If Trump and his Republican allies on Capitol Hill decide to act, they already have a policy playbook waiting.

The Heritage Foundation, a conservative think tank, released its Project 2025 report last year, outlining a wide range of policy recommendations for a future conservative administration after 2024. The report recommends that CISA, currently part of the Department of Homeland Security be housed under the Department of Transportation, that oversight of a key chemical facility security program be transferred to another agency, and, most urgently, that CISA cease its efforts to expose misinformation and electoral disinformation.

Mike Howell, director of the Heritages Oversight Project, said in an interview that the agency should focus exclusively on protecting government networks and large utilities and that it needs to clean house.

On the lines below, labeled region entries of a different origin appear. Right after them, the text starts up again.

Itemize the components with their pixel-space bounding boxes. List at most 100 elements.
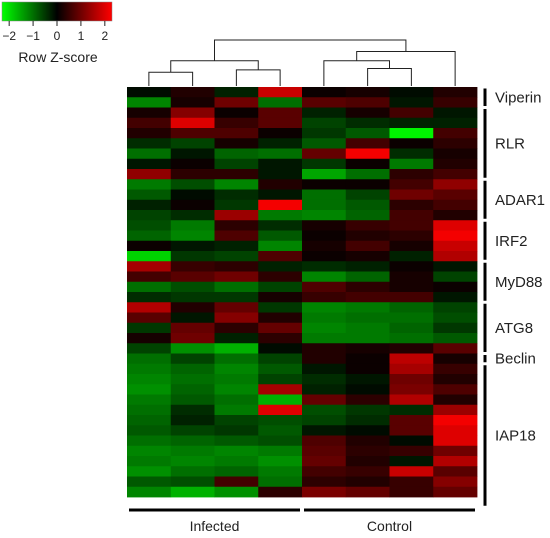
color-key-tick-label: −1	[26, 29, 40, 43]
heatmap-cell	[258, 281, 303, 293]
heatmap-cell	[258, 271, 303, 283]
heatmap-cell	[389, 128, 434, 139]
heatmap-cell	[302, 445, 347, 457]
heatmap-cell	[345, 138, 390, 149]
color-key-tick-label: −2	[2, 29, 16, 43]
heatmap-cell	[170, 486, 215, 498]
heatmap-cell	[433, 210, 478, 221]
dendrogram-branch	[170, 60, 259, 73]
heatmap-cell	[214, 251, 259, 262]
heatmap-cell	[170, 128, 215, 139]
heatmap-cell	[433, 240, 478, 252]
heatmap-cell	[345, 312, 390, 324]
heatmap-cell	[127, 240, 172, 252]
heatmap-cell	[302, 312, 347, 324]
heatmap-cell	[302, 333, 347, 344]
heatmap-cell	[433, 189, 478, 201]
heatmap-cell	[302, 425, 347, 436]
heatmap-cell	[345, 476, 390, 488]
heatmap-cell	[302, 384, 347, 395]
heatmap-cell	[433, 199, 478, 211]
heatmap-cell	[127, 281, 172, 293]
heatmap-cell	[389, 415, 434, 426]
row-group-label: Beclin	[495, 351, 536, 368]
heatmap-cell	[258, 158, 303, 170]
heatmap-cell	[389, 445, 434, 457]
heatmap-cell	[345, 415, 390, 426]
heatmap-cell	[214, 179, 259, 190]
heatmap-cell	[170, 384, 215, 395]
heatmap-cell	[170, 292, 215, 303]
heatmap-cell	[127, 97, 172, 108]
heatmap-cell	[170, 322, 215, 334]
heatmap-cell	[433, 169, 478, 180]
heatmap-cell	[127, 87, 172, 98]
heatmap-cell	[302, 240, 347, 252]
heatmap-cell	[170, 353, 215, 365]
heatmap-cell	[345, 210, 390, 221]
heatmap-cell	[127, 353, 172, 365]
heatmap-cell	[389, 230, 434, 242]
heatmap-cell	[214, 476, 259, 488]
heatmap-cell	[345, 271, 390, 283]
heatmap-cell	[214, 138, 259, 149]
heatmap-cell	[389, 374, 434, 385]
color-key-title: Row Z-score	[18, 49, 98, 65]
heatmap-cell	[258, 363, 303, 375]
heatmap-cell	[345, 107, 390, 119]
heatmap-cell	[433, 251, 478, 262]
heatmap-cell	[345, 363, 390, 375]
heatmap-cell	[170, 107, 215, 119]
heatmap-cell	[433, 87, 478, 98]
heatmap-cell	[302, 261, 347, 272]
row-group-label: Viperin	[495, 89, 541, 106]
heatmap-cell	[127, 456, 172, 467]
heatmap-cell	[345, 425, 390, 436]
heatmap-cell	[433, 322, 478, 334]
heatmap-cell	[433, 404, 478, 416]
heatmap-cell	[433, 486, 478, 498]
heatmap-cell	[389, 404, 434, 416]
heatmap-cell	[302, 148, 347, 160]
heatmap-cell	[345, 292, 390, 303]
heatmap-cell	[170, 466, 215, 477]
heatmap-cell	[389, 138, 434, 149]
heatmap-cell	[214, 435, 259, 447]
heatmap-cell	[345, 404, 390, 416]
heatmap-cell	[345, 230, 390, 242]
color-key-tick-label: 2	[101, 29, 108, 43]
heatmap-cell	[302, 230, 347, 242]
heatmap-cell	[214, 302, 259, 313]
heatmap-cell	[389, 199, 434, 211]
heatmap-cell	[214, 374, 259, 385]
heatmap-cell	[258, 466, 303, 477]
heatmap-cell	[258, 486, 303, 498]
heatmap-cell	[127, 179, 172, 190]
heatmap-cell	[302, 169, 347, 180]
heatmap-cell	[302, 271, 347, 283]
heatmap-cell	[214, 261, 259, 272]
heatmap-cell	[389, 220, 434, 231]
heatmap-cell	[127, 148, 172, 160]
heatmap-cell	[214, 128, 259, 139]
heatmap-cell	[170, 445, 215, 457]
heatmap-cell	[258, 189, 303, 201]
heatmap-cell	[302, 435, 347, 447]
heatmap-cell	[127, 107, 172, 119]
heatmap-cell	[302, 486, 347, 498]
heatmap-cell	[170, 281, 215, 293]
heatmap-cell	[214, 322, 259, 334]
heatmap-cell	[258, 240, 303, 252]
color-key: −2 −1 0 1 2 Row Z-score	[1, 1, 113, 65]
heatmap-cell	[433, 128, 478, 139]
heatmap-cell	[302, 476, 347, 488]
heatmap-cell	[302, 466, 347, 477]
heatmap-cell	[214, 456, 259, 467]
heatmap-cell	[389, 476, 434, 488]
heatmap-cell	[258, 148, 303, 160]
heatmap-cell	[127, 415, 172, 426]
heatmap-cells	[127, 87, 478, 498]
heatmap-cell	[345, 169, 390, 180]
heatmap-cell	[214, 240, 259, 252]
heatmap-cell	[214, 415, 259, 426]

Project 2025 is going to mean you're laying off a lot of people, Howell said.

Bennie Thompson, ranking member of the Homeland Security Committee, which oversees CISA, has pledged to do everything in his power to protect the agency. | Jacquelyn Martin/AP

House Intelligence Committee member Jim Himes (D-Connecticut) did not entirely dismiss the plan, calling it a fever dream mixed with legitimate concerns.

But Democratic lawmakers can't do much legislatively without control of the House. And even if Democrats were to manage to take control of the lower house in the next election and retain the Senate, Trump could still easily veto any legislation to protect CISA authorities and funding.

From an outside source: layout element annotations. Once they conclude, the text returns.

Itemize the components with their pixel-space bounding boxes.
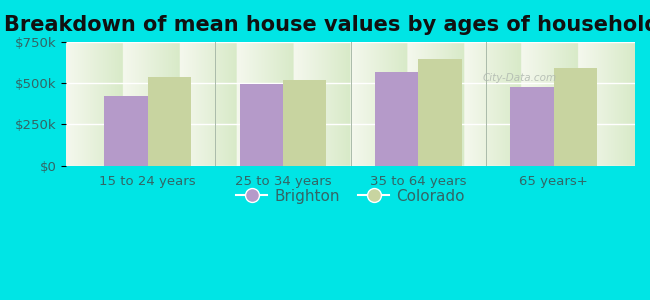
Bar bbox=[104, 97, 148, 166]
Bar bbox=[510, 87, 554, 166]
Bar bbox=[148, 77, 191, 166]
Bar bbox=[283, 80, 326, 166]
Bar bbox=[240, 84, 283, 166]
Legend: Brighton, Colorado: Brighton, Colorado bbox=[230, 183, 471, 210]
Bar bbox=[375, 72, 419, 166]
Title: Breakdown of mean house values by ages of householders: Breakdown of mean house values by ages o… bbox=[5, 15, 650, 35]
Text: City-Data.com: City-Data.com bbox=[483, 73, 557, 83]
Bar bbox=[554, 68, 597, 166]
Bar bbox=[419, 59, 462, 166]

Rachel Cohen, a spokeswoman for Warner, said the senators' strategy to protect CISA supports Joe Biden's re-election.

Rep. Bennie Thompson (D-Miss.), ranking member of the Homeland Security Committee, which oversees CISA, has pledged to do everything in his power to protect the agency. He noted that in the past, Republicans have supported efforts to create a five-year CISA director term to ensure that leadership does not immediately change with administrative transitions. He has major concerns about the future of the agency.

Trump has politicized the national security apparatus, Thompson said. Not only does he pose a threat to CISA, he also poses a threat to democracy.

Himes is also very concerned about CISA, noting in an interview that one thing we know about Donald Trump is that everything is there to serve his interests, which puts all federal agencies in a very, very difficult position .

But CISA will likely be lower on Democratic lawmakers' list of priorities than, say, protecting the Justice Department from overhauls. Many lawmakers interviewed for this story, when asked about CISA, broadened their responses to talk about the multitude of agencies that worry them at every level.

This is not the first conversation you've had, Himes said of CISA under Trump. The first conversation you have is how Trump is going to appoint an attorney general who will prosecute his enemies, because he told us he will, it's not hard to start there.

Despite potential problems ahead, CISA says it is focused on the present. Scott McConnell, an agency spokesperson, said in a statement that CISA remains focused on our mission of protecting and defending the critical infrastructure that Americans rely on every day.

We conduct all of our work in an apolitical, nonpartisan manner, and we will continue to do so, McConnell said.